沒想到,這個名字一出,安特裡大師突然滯住了。
“你是說,夫特希.拜頓?!”安特裡大師一下子漲紅了臉開始發怒,“我就知道我就知道,這些亂七八糟的事情總和他脫不了幹系,那家夥都離開這麼多年了,怎麼還想著控制我的生活!”
嗯,又是八卦的氣息。
正說著,人就到了。
那是一個年輕貴族,鉑金色長發,灰藍色眼睛,五官俊秀,但是臉上的傲慢神色把他的俊美沖淡了不少。他穿著厚重的禮服——即使是秋天,這身衣服也有些誇張了——拿著一根紳士杖,進來既沒有敲門也沒有問候,直接就說:“我只是看你這裡太冷清了,所以讓一個男僕來幫幫你,誰知道你那胡亂散發的荷爾蒙又弄迷糊了一個蠢貨。”
安特裡大師跳腳:“你就是頭一個蠢貨!”
貴族先生尷尬了一瞬,就再次把傲慢擺上了臉:“那也比某些再也出不了作品的人強。”
“那些東西只是達不到我的要求而已!我是一個有追求的藝術家。”
“還是一個花心的浪蕩漢。”
嗯,這出大戲還挺好看的。
“好了,拌嘴時間到此為止,”年輕子爵在地上重重點了點紳士杖,“那個愚蠢的僕人我就帶走了,放心,我不會為難他,你已經夠殘忍的了,他大約會傷心一陣子,不過很快就會好起來,就像我一樣。”

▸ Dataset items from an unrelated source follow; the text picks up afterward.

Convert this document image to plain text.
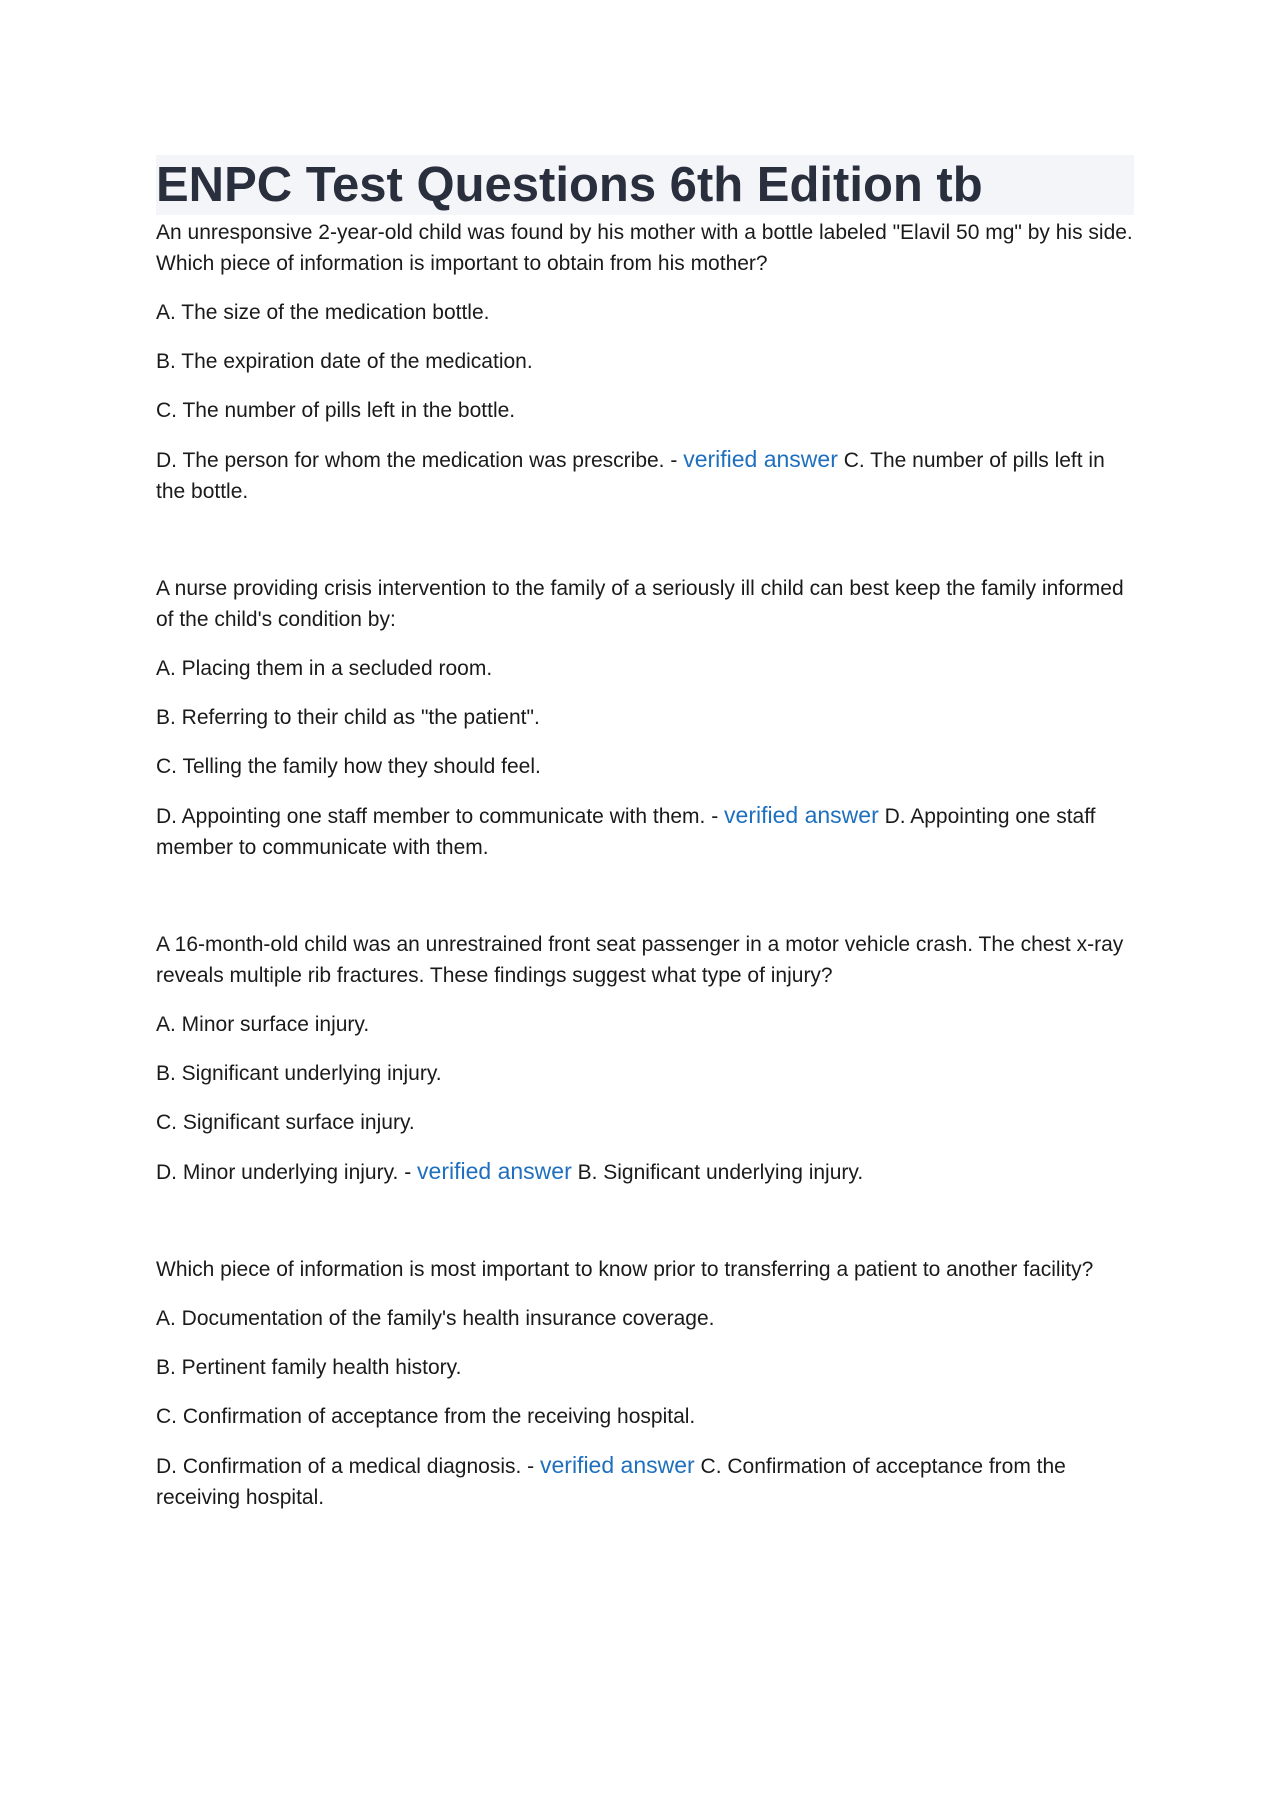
ENPC Test Questions 6th Edition tb

An unresponsive 2-year-old child was found by his mother with a bottle labeled "Elavil 50 mg" by his side. Which piece of information is important to obtain from his mother?

A. The size of the medication bottle.

B. The expiration date of the medication.

C. The number of pills left in the bottle.

D. The person for whom the medication was prescribe. - verified answer C. The number of pills left in the bottle.

A nurse providing crisis intervention to the family of a seriously ill child can best keep the family informed of the child's condition by:

A. Placing them in a secluded room.

B. Referring to their child as "the patient".

C. Telling the family how they should feel.

D. Appointing one staff member to communicate with them. - verified answer D. Appointing one staff member to communicate with them.

A 16-month-old child was an unrestrained front seat passenger in a motor vehicle crash. The chest x-ray reveals multiple rib fractures. These findings suggest what type of injury?

A. Minor surface injury.

B. Significant underlying injury.

C. Significant surface injury.

D. Minor underlying injury. - verified answer B. Significant underlying injury.

Which piece of information is most important to know prior to transferring a patient to another facility?

A. Documentation of the family's health insurance coverage.

B. Pertinent family health history.

C. Confirmation of acceptance from the receiving hospital.

D. Confirmation of a medical diagnosis. - verified answer C. Confirmation of acceptance from the receiving hospital.
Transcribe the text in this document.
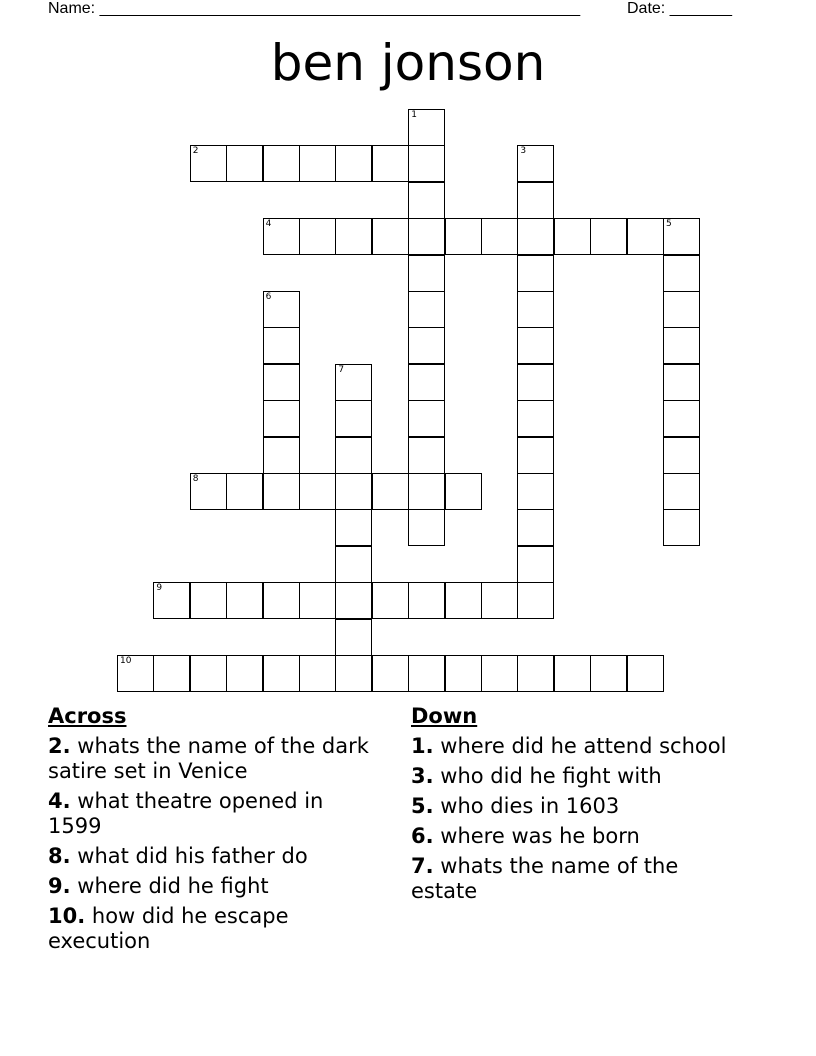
Name: ______________________________________________________	Date: _______
ben jonson
1
2	3
4	5
6
7
8
9
10
Across
2. whats the name of the dark satire set in Venice
4. what theatre opened in 1599
8. what did his father do
9. where did he fight
10. how did he escape execution
Down
1. where did he attend school
3. who did he fight with
5. who dies in 1603
6. where was he born
7. whats the name of the estate
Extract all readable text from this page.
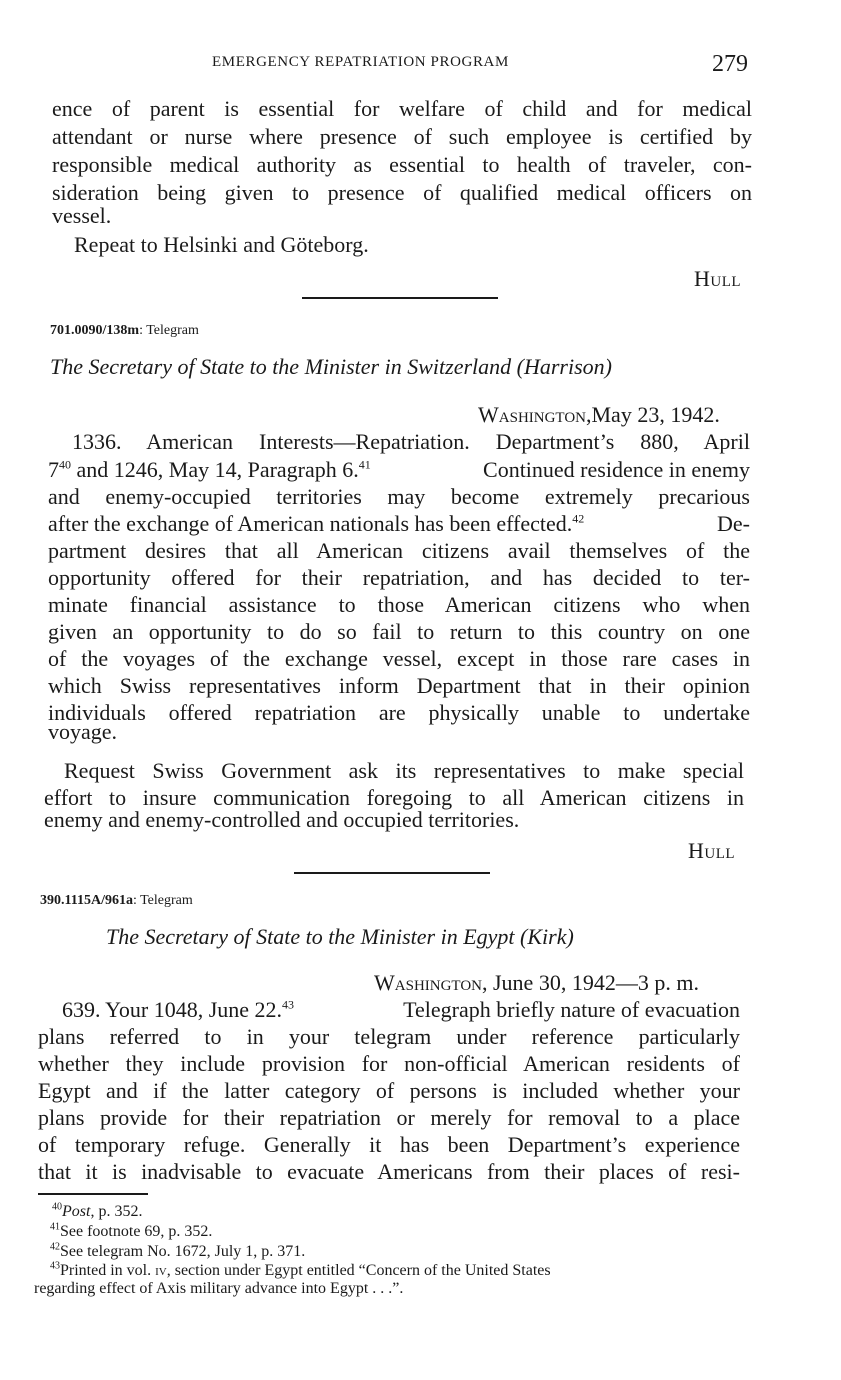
EMERGENCY REPATRIATION PROGRAM	279
ence of parent is essential for welfare of child and for medical
attendant or nurse where presence of such employee is certified by
responsible medical authority as essential to health of traveler, con-
sideration being given to presence of qualified medical officers on
vessel.
Repeat to Helsinki and Göteborg.
Hull
701.0090/138m: Telegram
The Secretary of State to the Minister in Switzerland (Harrison)
Washington,May 23, 1942.
1336. American Interests—Repatriation. Department’s 880, April
$7^{40}$ and 1246, May 14, Paragraph 6.41	Continued residence in enemy
and enemy-occupied territories may become extremely precarious
after the exchange of American nationals has been effected.$^{42}$	De-
partment desires that all American citizens avail themselves of the
opportunity offered for their repatriation, and has decided to ter-
minate financial assistance to those American citizens who when
given an opportunity to do so fail to return to this country on one
of the voyages of the exchange vessel, except in those rare cases in
which Swiss representatives inform Department that in their opinion
individuals offered repatriation are physically unable to undertake
voyage.
Request Swiss Government ask its representatives to make special
effort to insure communication foregoing to all American citizens in
enemy and enemy-controlled and occupied territories.
Hull
390.1115A/961a: Telegram
The Secretary of State to the Minister in Egypt (Kirk)
Washington, June 30, 1942—3 p. m.
639. Your 1048, June 22.43	Telegraph briefly nature of evacuation
plans referred to in your telegram under reference particularly
whether they include provision for non-official American residents of
Egypt and if the latter category of persons is included whether your
plans provide for their repatriation or merely for removal to a place
of temporary refuge. Generally it has been Department’s experience
that it is inadvisable to evacuate Americans from their places of resi-
$^{40}$Post, p. 352.
$^{41}$See footnote 69, p. 352.
$^{42}$See telegram No. 1672, July 1, p. 371.
$^{43}$Printed in vol. iv, section under Egypt entitled “Concern of the United States
regarding effect of Axis military advance into Egypt . . .”.
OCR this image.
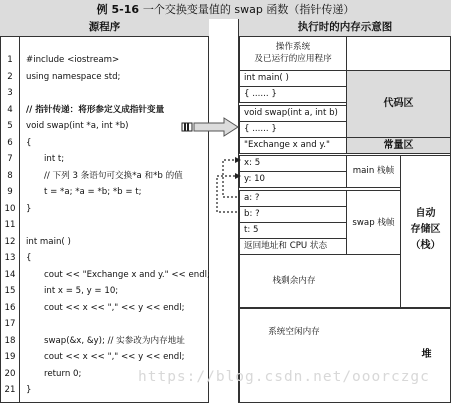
例 5-16 一个交换变量值的 swap 函数（指针传递）
源程序	执行时的内存示意图
1
2
3
4
5
6
7
8
9
10
11
12
13
14
15
16
17
18
19
20
21
#include <iostream>
using namespace std;
// 指针传递：将形参定义成指针变量
void swap(int *a, int *b)
{
int t;
// 下列 3 条语句可交换*a 和*b 的值
t = *a; *a = *b; *b = t;
}
int main( )
{
cout << "Exchange x and y." << endl;
int x = 5, y = 10;
cout << x << "," << y << endl;
swap(&x, &y); // 实参改为内存地址
cout << x << "," << y << endl;
return 0;
}
操作系统
及已运行的应用程序
int main( )
{ ...... }
void swap(int a, int b)
{ ...... }
代码区
"Exchange x and y."	常量区
x: 5
y: 10
main 栈帧
a: ?
b: ?
t: 5
返回地址和 CPU 状态
swap 栈帧
栈剩余内存
自动
存储区
（栈）
系统空闲内存
堆
https://blog.csdn.net/ooorczgc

子爵先生突然停下來,懊惱的咬了咬嘴唇,然後狼狽的轉身離開了。
“你才是真正冷酷無情的家夥!”安特裡大師沖到門邊上大聲罵了一句,回來以後卻有些蔫了,剛才的神采奕奕也不知道去了哪裡。
其他人察覺到不適合再看戲,都果斷撤退了。
“同性之間的愛情,好像還挺常見的啊。”希爾南德斯試探著對管家先生說。
“但是他們在處理感情上的方式實在不太可取。”管家先生評論。
“費蒙和洛就挺好的,”希爾南德斯馬上介面,“啊,你知道他們之間的關系嗎?”
管家先生笑:“我當然知道。”
“那你覺得,你能夠接受嗎?”希爾南德斯充滿期待。
“只要當事人覺得好,又沒有傷害到其他人,我並沒有什麼評判的資格。”還是一副客觀有理的樣子。
“哦,是嗎。”希爾南德斯也沒精打採的回到了房間,他昨晚上沒有睡好,現在需要補眠了。
他情緒有些低落,雖然剛才圍觀了一場狗血的愛情事故,但是又好像在隱射他的感情。
管家先生對自己,究竟是什麼想法?這裡頭有多少是真實,又有多少隻是他自己的胡亂聯想?
如果不真正問出口,他也永遠都不會知道。